Ask HN: How do you combine writing and the skills you have - visopsys
I recently find writing is one of the most underrated skills for me. Part of the problems is the way writing was taught in my schools. It was uninspiring and had nothing related with what I wanted to do.<p>After seeing people around me successful at writing, I can see its benefit now. I have my writing started but keen to hear your experience here.<p>How do you combine writing and the skills you already have (programming, project management, etc) to build a successful career? Does writing matter to your career at all?
======
austincheney
Here is a recent comment I wrote on the subject that received 105 up votes:
[https://news.ycombinator.com/item?id=23018347](https://news.ycombinator.com/item?id=23018347)

My suggestion is to be purpose driven and use writing as your primary tool to
enable your goals. Also know that programming is a form of writing. As your
writing skills get stronger so will your programming and vise versa.

One way to get started at writing practice is to take a current tough
programming problem and think through it as much as possible before ever
putting fingers to keyboard. Build that vision in your mind. Consider the edge
cases, risks, and traps. When you are confident in the vision write down the
flow control in regular written language in a way that makes the most sense to
you.

Other people likely won’t understand your notes if they are just for you.
That’s ok. Knowing and speaking to your audience takes practice. The most
important thing right now is that you are practicing.

------
boberoni
Writing definitely matters to my career. There's some quote somewhere about
how writing clearly is akin to thinking clearly. Personally, I extend this
idea into _communicating clearly_. Career growth will be based on how
effectively you can get people around you to want to work on the same thing as
you, or support the same goals as you.

When you talk about "seeing people around me successful at writing", what
forms of writing are you referring to? Blogs and books? or, technical
specifications?

If you already have skills in, say, programming or product management, then
there's various ways to apply writing, and it all depends on your
circumstances.

My principles for writing boil down to "who is the audience", "who is the
writer", and "what is the purpose".

\- For example, if I'm writing a spec, then the _purpose_ will be to precisely
communicate the design of a project/feature.

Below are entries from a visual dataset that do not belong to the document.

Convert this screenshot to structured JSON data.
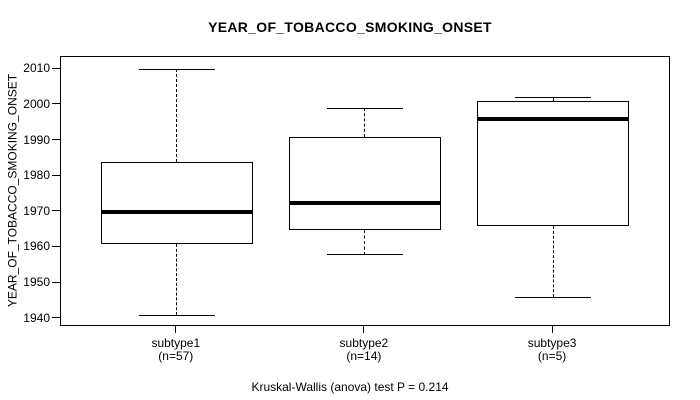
{
  "chart_data": {
    "type": "boxplot",
    "title": "YEAR_OF_TOBACCO_SMOKING_ONSET",
    "ylabel": "YEAR_OF_TOBACCO_SMOKING_ONSET",
    "xlabel": "",
    "caption": "Kruskal-Wallis (anova) test P = 0.214",
    "ylim": [
      1937.5,
      2013.5
    ],
    "yticks": [
      1940,
      1950,
      1960,
      1970,
      1980,
      1990,
      2000,
      2010
    ],
    "grid": false,
    "legend": "none",
    "categories": [
      "subtype1",
      "subtype2",
      "subtype3"
    ],
    "category_sublabels": [
      "(n=57)",
      "(n=14)",
      "(n=5)"
    ],
    "series": [
      {
        "name": "subtype1",
        "n": 57,
        "whisker_low": 1941,
        "q1": 1961,
        "median": 1970,
        "q3": 1984,
        "whisker_high": 2010
      },
      {
        "name": "subtype2",
        "n": 14,
        "whisker_low": 1958,
        "q1": 1965,
        "median": 1972.5,
        "q3": 1991,
        "whisker_high": 1999
      },
      {
        "name": "subtype3",
        "n": 5,
        "whisker_low": 1946,
        "q1": 1966,
        "median": 1996,
        "q3": 2001,
        "whisker_high": 2002
      }
    ]
  },
  "colors": {
    "line": "#000000",
    "background": "#ffffff"
  }
}
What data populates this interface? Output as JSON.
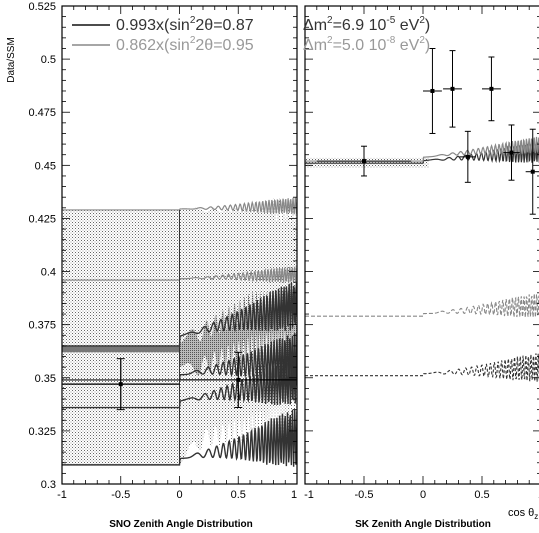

\- The _audience_ is the implementors. How you write for the audience is
related to UX (of the reader). It took me a long time to learn how to find the
right level of abstraction for specs, so I don't confuse the implementor with
details but still give enough guidance as to what the requirements are.

\- The _writer_ is obviously yourself, but who is writer _in the reader's
eyes_. Thinking in this way, I would establish myself as someone who has
understood the problem and carefully designed the solution (in contrast, I
don't want to give off that I have no idea what the problem space is). How you
portray the writer is related to credibility and trust. For tech specs, this
would likely involve references or links to your previous documents.

If you are writing for a blog, the audience, writer, and purpose will change.
Let me know if you want me to explain further.